Donald Trump, the President of the United States, imposed tariffs on China during his first term to balance U.S.-China trade and bring manufacturing jobs back to the United States, a policy maintained by the Joe Biden administration. Subsequently, Chinese manufacturers sought alternative markets to replace the U.S. market, with some starting production in other countries to avoid tariffs. In addition, during Trump's second term, he increased tariffs on China. This means that Chinese exporters must again find markets to replace the orders they previously received from the U.S., leading to a flood of Chinese goods worldwide and already impacting jobs in developing countries like Indonesia.

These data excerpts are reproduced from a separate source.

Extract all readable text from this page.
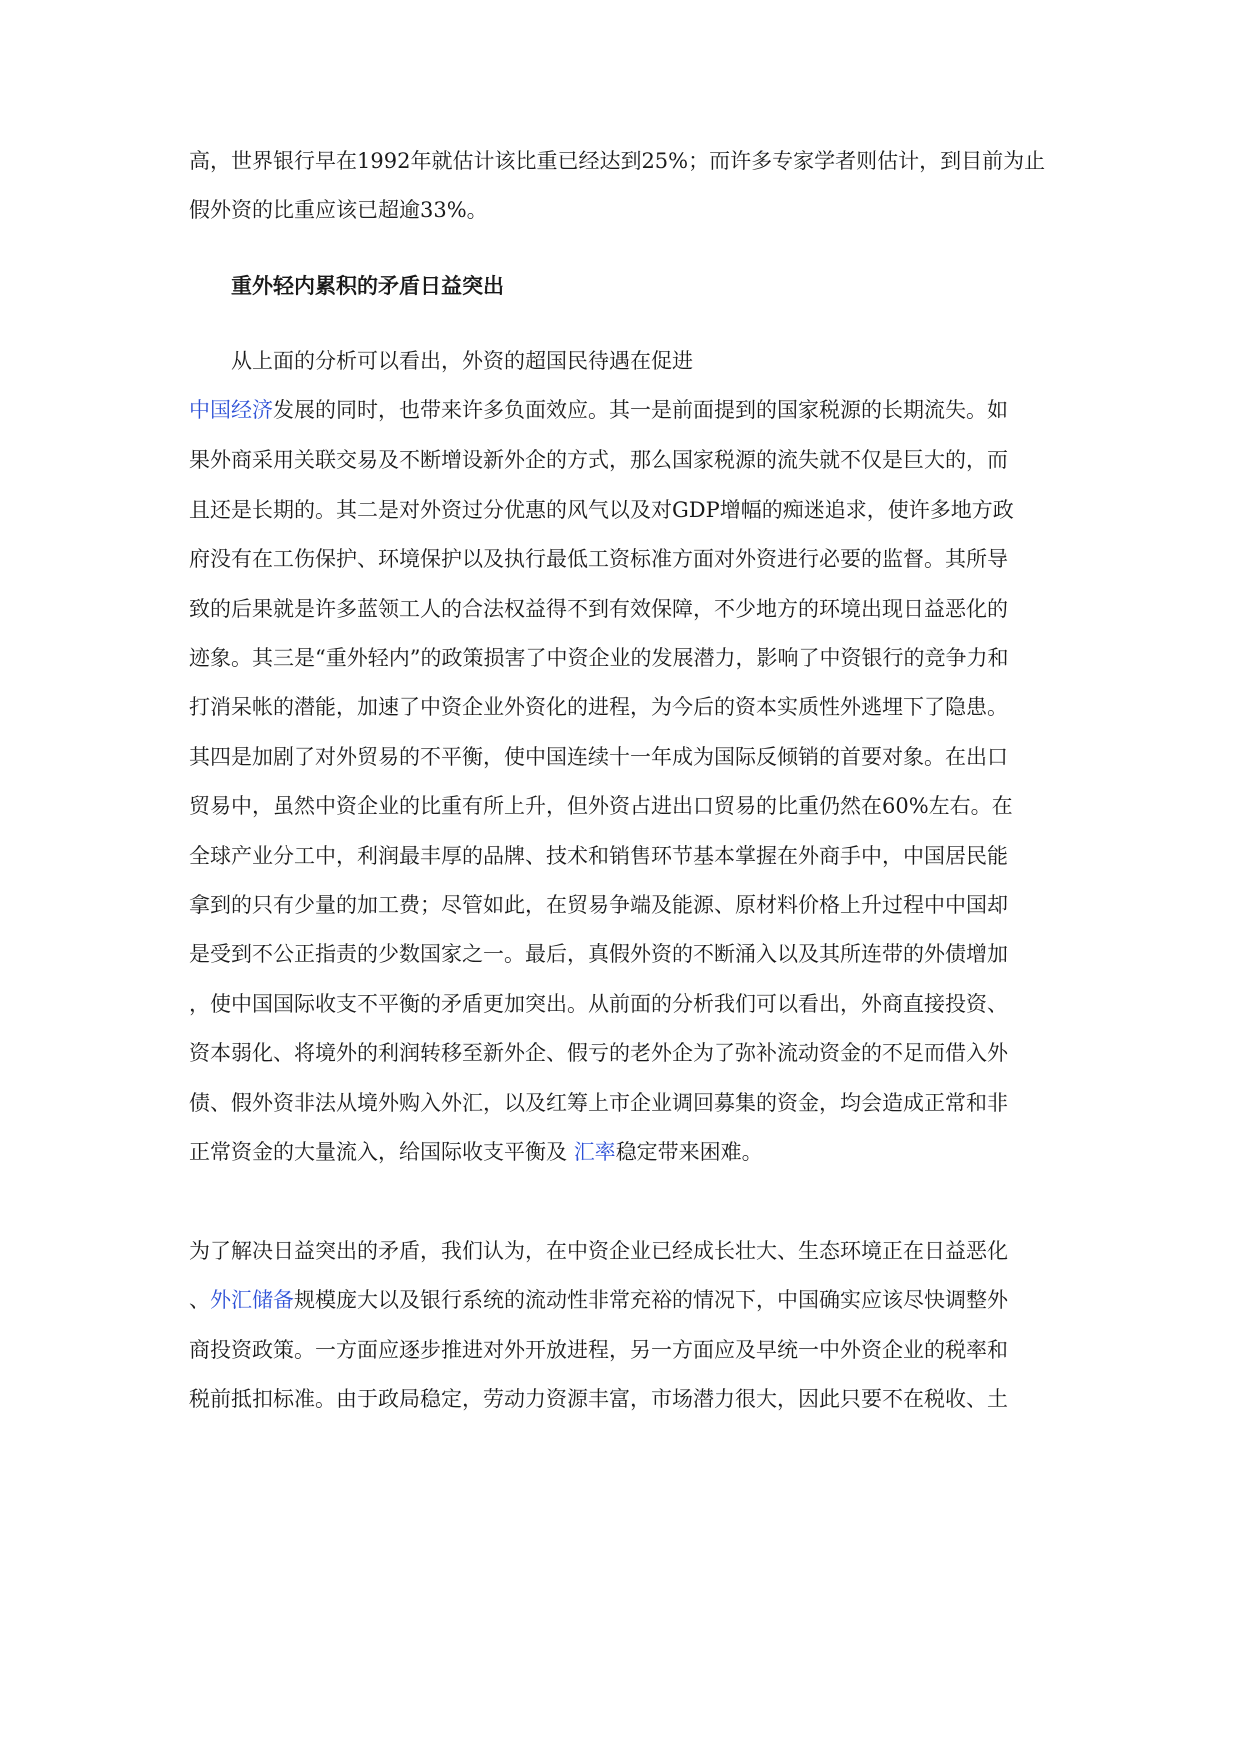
高，世界银行早在1992年就估计该比重已经达到25%；而许多专家学者则估计，到目前为止
假外资的比重应该已超逾33%。
重外轻内累积的矛盾日益突出
从上面的分析可以看出，外资的超国民待遇在促进
中国经济发展的同时，也带来许多负面效应。其一是前面提到的国家税源的长期流失。如
果外商采用关联交易及不断增设新外企的方式，那么国家税源的流失就不仅是巨大的，而
且还是长期的。其二是对外资过分优惠的风气以及对GDP增幅的痴迷追求，使许多地方政
府没有在工伤保护、环境保护以及执行最低工资标准方面对外资进行必要的监督。其所导
致的后果就是许多蓝领工人的合法权益得不到有效保障，不少地方的环境出现日益恶化的
迹象。其三是“重外轻内”的政策损害了中资企业的发展潜力，影响了中资银行的竞争力和
打消呆帐的潜能，加速了中资企业外资化的进程，为今后的资本实质性外逃埋下了隐患。
其四是加剧了对外贸易的不平衡，使中国连续十一年成为国际反倾销的首要对象。在出口
贸易中，虽然中资企业的比重有所上升，但外资占进出口贸易的比重仍然在60%左右。在
全球产业分工中，利润最丰厚的品牌、技术和销售环节基本掌握在外商手中，中国居民能
拿到的只有少量的加工费；尽管如此，在贸易争端及能源、原材料价格上升过程中中国却
是受到不公正指责的少数国家之一。最后，真假外资的不断涌入以及其所连带的外债增加
，使中国国际收支不平衡的矛盾更加突出。从前面的分析我们可以看出，外商直接投资、
资本弱化、将境外的利润转移至新外企、假亏的老外企为了弥补流动资金的不足而借入外
债、假外资非法从境外购入外汇，以及红筹上市企业调回募集的资金，均会造成正常和非
正常资金的大量流入，给国际收支平衡及 汇率稳定带来困难。
为了解决日益突出的矛盾，我们认为，在中资企业已经成长壮大、生态环境正在日益恶化
、外汇储备规模庞大以及银行系统的流动性非常充裕的情况下，中国确实应该尽快调整外
商投资政策。一方面应逐步推进对外开放进程，另一方面应及早统一中外资企业的税率和
税前抵扣标准。由于政局稳定，劳动力资源丰富，市场潜力很大，因此只要不在税收、土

People are leaving a shoe factory in an industrial complex in Tangerang, Indonesia. / Courtesy of Reuters

According to the Indonesian Textile and Yarn Producers Association, about 250,000 jobs in Indonesia's textile and clothing industry, the largest economy in Southeast Asia, have disappeared over the past two years. It is estimated that 500,000 jobs will be at risk by 2025. Within a few years, 25% of jobs in the textile and clothing industry have vanished, a rate faster than the 'China shock' that took away 2.4 million U.S. jobs from 1999 to 2011. Gordon Hanson, a professor of urban policy at Harvard Kennedy School, noted on the 26th (local time) to Bloomberg, "This is China shock 2.0 or China shock 3.0. China has immense manufacturing capabilities, and the goods need to go somewhere."

As evidence of this, dozens of textile factories for clothing near Surakarta on Java Island in Indonesia have closed. Hariyanto, who worked at a factory for over 30 years, said to Bloomberg, "It's because of the cheap imports from China." Last year, 1,500 employees at this factory were put on unpaid leave, and the workers are engaged in a legal battle with the company over unpaid wages and severance pay.

According to a survey by Bloomberg Economics, China's share of U.S. imports has significantly decreased since Trump's first term, while its global export share has remained nearly the same. Emerging countries have greatly increased their purchases of Chinese products since 2017, leading to record trade surpluses in manufactured goods. Much of this includes finished goods like mobile phones, clothing, and home appliances from China. However, there has also been a sharp increase in imports of parts and materials used by factories that produce goods for export to the U.S. Bloomberg interprets this as "evidence that the tariffs imposed by Trump triggered changes in global supply chains."

Governments around the world have begun to devise response measures. Thailand introduced a plan to address the surge in Chinese goods, including electronics and clothing. Last year, Thailand imposed a 7% value-added tax on imports under $50 to mitigate the influence of the Chinese e-commerce firm Temu. Malaysia charged a 10% sales tax on low-priced products purchased online last year. India implemented various measures, including anti-dumping investigations on solar cells, aluminum, and mobile phone parts from China. The Vietnamese government ordered Temu to cease operations in Vietnam last year due to incomplete business and tax registration documents.

However, it is not practically easy for Southeast Asian countries to introduce a policy that completely blocks imports from China. China is the largest trading partner for these countries and invests in power plants, high-speed railways, and other infrastructure projects. Reflecting this, Southeast Asia is adopting policies that provide subsidies to producers struggling with problems related to Chinese imports instead of erecting trade barriers. For example, the Indonesian government has been reluctant to criticize China, despite job losses in the clothing sector, as China accounts for 25% of Indonesia's total trade and has helped in the construction of high-speed rail. Deborah Elms, the trade policy director at the Hinrich Foundation, pointed out, "You can't complain about a country that builds your ports selling shoes."